Longtime track coach Vin Lananna has filed a grievance to be reinstated as president and chairman of the board of USA Track & Field.ap images

This is a particularly ripe issue at USA Track & Field because the organization rewrote its bylaws in 2015, effective Jan. 1, 2019, to consolidate the elected board president position with the chairman. This means members — not the board — decide who is chairman, a position that wields outsized power through control of the agenda and direct supervision of CEO Max Siegel.

That move would appear to put USATF at odds with the U.S. Olympic Committee, which has forced USA Diving and USA Boxing to install new, independent directors this year after finding conflicts of interest with insider chairmen.

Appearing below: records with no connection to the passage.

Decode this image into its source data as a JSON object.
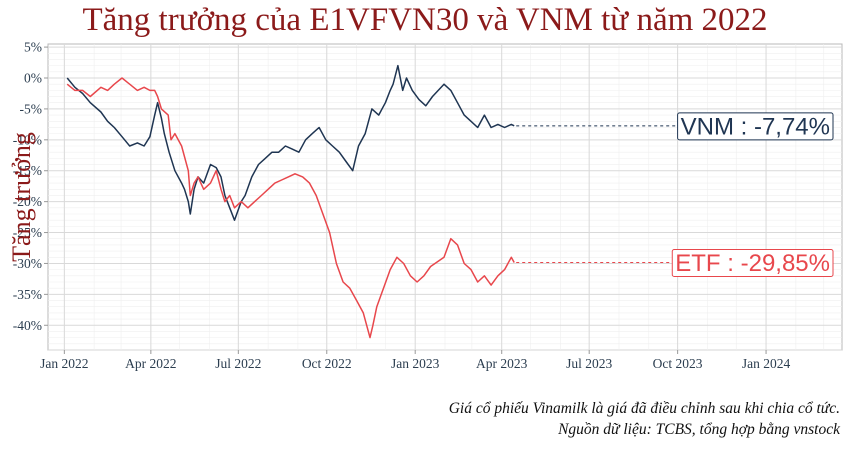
{
  "chart_data": {
    "type": "line",
    "title": "Tăng trưởng của E1VFVN30 và VNM từ năm 2022",
    "ylabel": "Tăng trưởng",
    "xlabel": "",
    "x_ticks": [
      "Jan 2022",
      "Apr 2022",
      "Jul 2022",
      "Oct 2022",
      "Jan 2023",
      "Apr 2023",
      "Jul 2023",
      "Oct 2023",
      "Jan 2024"
    ],
    "x_range": [
      "2021-12-15",
      "2024-03-20"
    ],
    "y_ticks": [
      "5%",
      "0%",
      "-5%",
      "-10%",
      "-15%",
      "-20%",
      "-25%",
      "-30%",
      "-35%",
      "-40%"
    ],
    "ylim": [
      -44,
      5.5
    ],
    "grid": true,
    "series": [
      {
        "name": "VNM",
        "color": "#1f3552",
        "callout": "VNM : -7,74%",
        "final_value": -7.74,
        "points": [
          [
            "2022-01-04",
            0
          ],
          [
            "2022-01-12",
            -1.5
          ],
          [
            "2022-01-20",
            -2.5
          ],
          [
            "2022-01-28",
            -4
          ],
          [
            "2022-02-08",
            -5.5
          ],
          [
            "2022-02-15",
            -7
          ],
          [
            "2022-02-22",
            -8
          ],
          [
            "2022-03-02",
            -9.5
          ],
          [
            "2022-03-10",
            -11
          ],
          [
            "2022-03-18",
            -10.5
          ],
          [
            "2022-03-25",
            -11
          ],
          [
            "2022-03-31",
            -9.5
          ],
          [
            "2022-04-05",
            -6
          ],
          [
            "2022-04-08",
            -4
          ],
          [
            "2022-04-12",
            -6.5
          ],
          [
            "2022-04-15",
            -9
          ],
          [
            "2022-04-20",
            -12
          ],
          [
            "2022-04-26",
            -15
          ],
          [
            "2022-05-03",
            -17
          ],
          [
            "2022-05-06",
            -18
          ],
          [
            "2022-05-10",
            -20
          ],
          [
            "2022-05-12",
            -22
          ],
          [
            "2022-05-16",
            -18
          ],
          [
            "2022-05-20",
            -16
          ],
          [
            "2022-05-26",
            -17
          ],
          [
            "2022-06-02",
            -14
          ],
          [
            "2022-06-08",
            -14.5
          ],
          [
            "2022-06-13",
            -16
          ],
          [
            "2022-06-17",
            -19
          ],
          [
            "2022-06-22",
            -21
          ],
          [
            "2022-06-27",
            -23
          ],
          [
            "2022-07-04",
            -20
          ],
          [
            "2022-07-08",
            -19
          ],
          [
            "2022-07-15",
            -16
          ],
          [
            "2022-07-22",
            -14
          ],
          [
            "2022-07-29",
            -13
          ],
          [
            "2022-08-05",
            -12
          ],
          [
            "2022-08-12",
            -12
          ],
          [
            "2022-08-19",
            -11
          ],
          [
            "2022-08-26",
            -11.5
          ],
          [
            "2022-09-02",
            -12
          ],
          [
            "2022-09-09",
            -10
          ],
          [
            "2022-09-16",
            -9
          ],
          [
            "2022-09-23",
            -8
          ],
          [
            "2022-09-30",
            -10
          ],
          [
            "2022-10-07",
            -11
          ],
          [
            "2022-10-14",
            -12
          ],
          [
            "2022-10-21",
            -13.5
          ],
          [
            "2022-10-28",
            -15
          ],
          [
            "2022-11-03",
            -11
          ],
          [
            "2022-11-10",
            -9
          ],
          [
            "2022-11-17",
            -5
          ],
          [
            "2022-11-24",
            -6
          ],
          [
            "2022-12-01",
            -4
          ],
          [
            "2022-12-06",
            -2
          ],
          [
            "2022-12-09",
            -1
          ],
          [
            "2022-12-14",
            2
          ],
          [
            "2022-12-19",
            -2
          ],
          [
            "2022-12-23",
            0
          ],
          [
            "2022-12-29",
            -2
          ],
          [
            "2023-01-05",
            -3.5
          ],
          [
            "2023-01-12",
            -4.5
          ],
          [
            "2023-01-19",
            -3
          ],
          [
            "2023-01-31",
            -1
          ],
          [
            "2023-02-07",
            -2
          ],
          [
            "2023-02-14",
            -4
          ],
          [
            "2023-02-21",
            -6
          ],
          [
            "2023-02-28",
            -7
          ],
          [
            "2023-03-07",
            -8
          ],
          [
            "2023-03-14",
            -6
          ],
          [
            "2023-03-21",
            -8
          ],
          [
            "2023-03-28",
            -7.5
          ],
          [
            "2023-04-04",
            -8
          ],
          [
            "2023-04-11",
            -7.5
          ],
          [
            "2023-04-14",
            -7.74
          ]
        ]
      },
      {
        "name": "ETF",
        "color": "#e8474c",
        "callout": "ETF : -29,85%",
        "final_value": -29.85,
        "points": [
          [
            "2022-01-04",
            -1
          ],
          [
            "2022-01-12",
            -2
          ],
          [
            "2022-01-20",
            -2
          ],
          [
            "2022-01-28",
            -3
          ],
          [
            "2022-02-08",
            -1.5
          ],
          [
            "2022-02-15",
            -2
          ],
          [
            "2022-02-22",
            -1
          ],
          [
            "2022-03-02",
            0
          ],
          [
            "2022-03-10",
            -1
          ],
          [
            "2022-03-18",
            -2
          ],
          [
            "2022-03-25",
            -1.5
          ],
          [
            "2022-03-31",
            -2
          ],
          [
            "2022-04-05",
            -2
          ],
          [
            "2022-04-08",
            -3
          ],
          [
            "2022-04-12",
            -5
          ],
          [
            "2022-04-19",
            -6
          ],
          [
            "2022-04-22",
            -10
          ],
          [
            "2022-04-26",
            -9
          ],
          [
            "2022-05-03",
            -11
          ],
          [
            "2022-05-10",
            -15
          ],
          [
            "2022-05-12",
            -19
          ],
          [
            "2022-05-16",
            -17
          ],
          [
            "2022-05-20",
            -16
          ],
          [
            "2022-05-26",
            -18
          ],
          [
            "2022-06-02",
            -17
          ],
          [
            "2022-06-08",
            -15
          ],
          [
            "2022-06-13",
            -18
          ],
          [
            "2022-06-17",
            -20
          ],
          [
            "2022-06-22",
            -19
          ],
          [
            "2022-06-27",
            -21
          ],
          [
            "2022-07-04",
            -20
          ],
          [
            "2022-07-11",
            -21
          ],
          [
            "2022-07-18",
            -20
          ],
          [
            "2022-07-25",
            -19
          ],
          [
            "2022-08-01",
            -18
          ],
          [
            "2022-08-08",
            -17
          ],
          [
            "2022-08-15",
            -16.5
          ],
          [
            "2022-08-22",
            -16
          ],
          [
            "2022-08-29",
            -15.5
          ],
          [
            "2022-09-06",
            -16
          ],
          [
            "2022-09-13",
            -17
          ],
          [
            "2022-09-20",
            -19
          ],
          [
            "2022-09-27",
            -22
          ],
          [
            "2022-10-04",
            -25
          ],
          [
            "2022-10-11",
            -30
          ],
          [
            "2022-10-18",
            -33
          ],
          [
            "2022-10-25",
            -34
          ],
          [
            "2022-11-01",
            -36
          ],
          [
            "2022-11-08",
            -38
          ],
          [
            "2022-11-15",
            -42
          ],
          [
            "2022-11-18",
            -40
          ],
          [
            "2022-11-22",
            -37
          ],
          [
            "2022-11-29",
            -34
          ],
          [
            "2022-12-06",
            -31
          ],
          [
            "2022-12-13",
            -29
          ],
          [
            "2022-12-20",
            -30
          ],
          [
            "2022-12-27",
            -32
          ],
          [
            "2023-01-03",
            -33
          ],
          [
            "2023-01-10",
            -32
          ],
          [
            "2023-01-17",
            -30.5
          ],
          [
            "2023-01-31",
            -29
          ],
          [
            "2023-02-07",
            -26
          ],
          [
            "2023-02-14",
            -27
          ],
          [
            "2023-02-21",
            -30
          ],
          [
            "2023-02-28",
            -31
          ],
          [
            "2023-03-07",
            -33
          ],
          [
            "2023-03-14",
            -32
          ],
          [
            "2023-03-21",
            -33.5
          ],
          [
            "2023-03-28",
            -32
          ],
          [
            "2023-04-04",
            -31
          ],
          [
            "2023-04-11",
            -29
          ],
          [
            "2023-04-14",
            -29.85
          ]
        ]
      }
    ]
  },
  "notes": [
    "Giá cổ phiếu Vinamilk là giá đã điều chỉnh sau khi chia cổ tức.",
    "Nguồn dữ liệu: TCBS, tổng hợp bằng vnstock"
  ]
}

The USOC declined to comment for this article, but in 2014, then-USOC CEO Scott Blackmun told USATF that its board is too susceptible to narrow member interests because so many of them are directly elected.

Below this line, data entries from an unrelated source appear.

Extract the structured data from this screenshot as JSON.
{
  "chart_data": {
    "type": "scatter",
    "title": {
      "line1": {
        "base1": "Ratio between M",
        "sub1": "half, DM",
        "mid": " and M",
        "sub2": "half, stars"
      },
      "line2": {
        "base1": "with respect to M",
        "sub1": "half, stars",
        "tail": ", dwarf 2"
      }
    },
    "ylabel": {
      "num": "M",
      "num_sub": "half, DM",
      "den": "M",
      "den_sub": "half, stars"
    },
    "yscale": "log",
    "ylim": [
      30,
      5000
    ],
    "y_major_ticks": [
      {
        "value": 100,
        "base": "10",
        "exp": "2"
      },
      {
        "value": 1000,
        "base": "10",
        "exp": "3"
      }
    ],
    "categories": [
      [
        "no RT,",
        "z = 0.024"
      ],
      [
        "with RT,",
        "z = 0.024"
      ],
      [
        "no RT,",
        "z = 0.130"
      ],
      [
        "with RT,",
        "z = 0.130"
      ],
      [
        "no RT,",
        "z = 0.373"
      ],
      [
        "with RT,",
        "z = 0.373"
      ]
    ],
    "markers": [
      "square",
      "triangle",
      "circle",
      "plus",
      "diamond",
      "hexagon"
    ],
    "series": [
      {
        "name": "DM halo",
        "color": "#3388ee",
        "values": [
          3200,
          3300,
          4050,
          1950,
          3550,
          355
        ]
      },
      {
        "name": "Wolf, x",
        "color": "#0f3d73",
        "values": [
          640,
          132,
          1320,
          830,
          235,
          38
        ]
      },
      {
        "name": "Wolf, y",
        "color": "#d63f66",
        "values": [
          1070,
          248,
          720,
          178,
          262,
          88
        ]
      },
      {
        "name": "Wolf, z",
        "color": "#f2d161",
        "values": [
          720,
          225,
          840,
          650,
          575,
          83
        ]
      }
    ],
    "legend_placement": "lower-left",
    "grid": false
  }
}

Interim USATF board president and chair Mike Conley says the chairman and president roles should be held separately.

“I think the president represents pretty much the broad constituency base of the organization, and has a lot of duties in doing that, in communication, and getting out in the field and going to events,” Conley said. “That should be the focus of the president. And the chair should stay at the 30,000-foot level and run the board and the business of the organization.”

The Lananna grievance stands separately from the bigger issue of governance policy. But it’s not the first time that rank-and-file USATF members say the board has ignored clear vote results. In 2014, the board named Stephanie Hightower as its representative to the IAAF after delegates had voted for Bob Hersh. Even if the rest of the board sincerely thought Lananna should step down during the investigation, his supporters say, that is the members’ decision to make.

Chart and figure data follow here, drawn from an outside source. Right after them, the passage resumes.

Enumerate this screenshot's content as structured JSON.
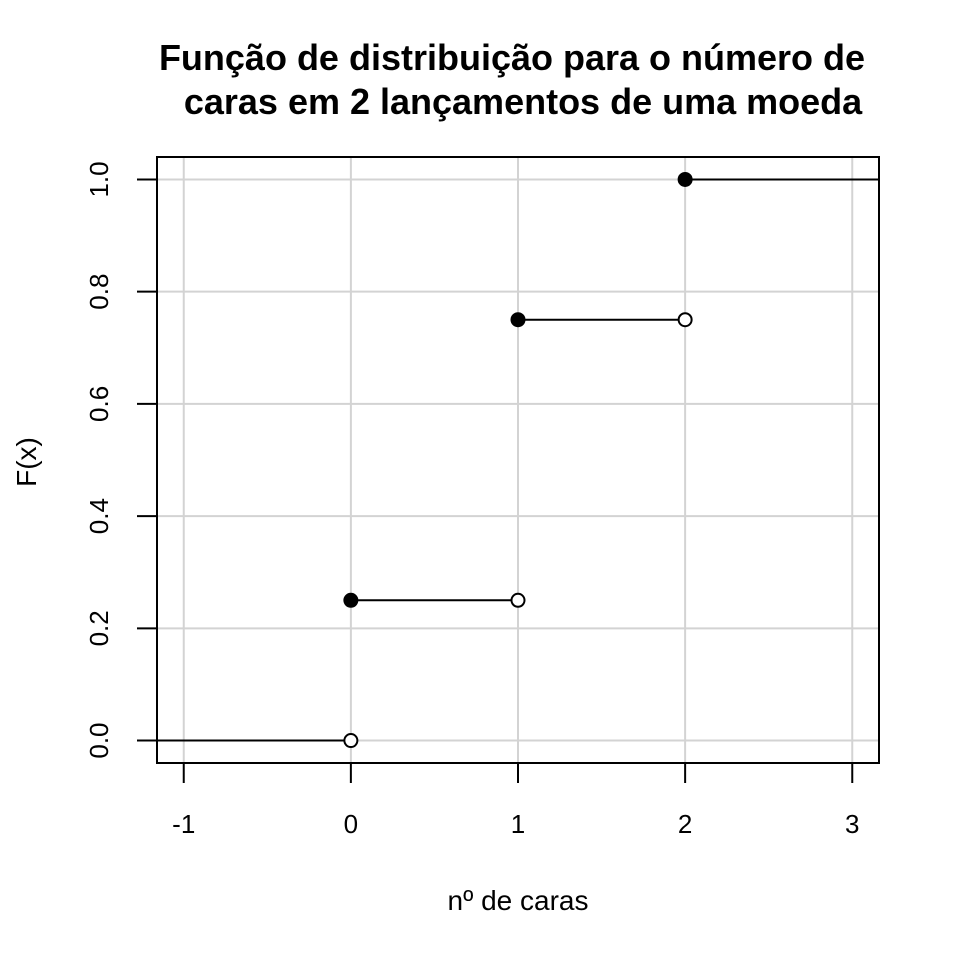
{
  "chart_data": {
    "type": "line",
    "title_lines": [
      "Função de distribuição para o número de",
      "caras em 2 lançamentos de uma moeda"
    ],
    "xlabel": "nº de caras",
    "ylabel": "F(x)",
    "xlim": [
      -1.16,
      3.16
    ],
    "ylim": [
      -0.04,
      1.04
    ],
    "xticks": [
      -1,
      0,
      1,
      2,
      3
    ],
    "xtick_labels": [
      "-1",
      "0",
      "1",
      "2",
      "3"
    ],
    "yticks": [
      0,
      0.2,
      0.4,
      0.6,
      0.8,
      1.0
    ],
    "ytick_labels": [
      "0.0",
      "0.2",
      "0.4",
      "0.6",
      "0.8",
      "1.0"
    ],
    "grid": true,
    "step_function": [
      {
        "x_start": -1.16,
        "x_end": 0,
        "y": 0.0,
        "start_point": "none",
        "end_point": "open"
      },
      {
        "x_start": 0,
        "x_end": 1,
        "y": 0.25,
        "start_point": "closed",
        "end_point": "open"
      },
      {
        "x_start": 1,
        "x_end": 2,
        "y": 0.75,
        "start_point": "closed",
        "end_point": "open"
      },
      {
        "x_start": 2,
        "x_end": 3.16,
        "y": 1.0,
        "start_point": "closed",
        "end_point": "none"
      }
    ],
    "colors": {
      "line": "#000000",
      "grid": "#d3d3d3",
      "background": "#ffffff"
    }
  }
}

David Greifinger, a Los Angeles-area attorney who wrote the bylaw change in 2015 and now represents Lananna in his grievance, understands the USOC’s desire to have more rigorous oversight of staff. But the answer, he said, is professional auditing, not undermining members.

“Given that USATF is a democratic organization that, by and large, picks its own leadership, it seems to me that the constituents’ pick should be the one that runs the show,” Greifinger said.

Lananna said he campaigned expecting to serve in the combined chairman-president role based on the change to the bylaws (previously, presidents could seek the chairman position once they joined the board). But his grievance is about the board’s refusal to follow bylaws, which don’t allow the board to remove a president without a membership vote.

The USATF board has not issued a formal answer to Lananna’s grievance. A required attempt at mediation failed. A resolution by September is “feasible,” said Norman Wain, USATF general counsel.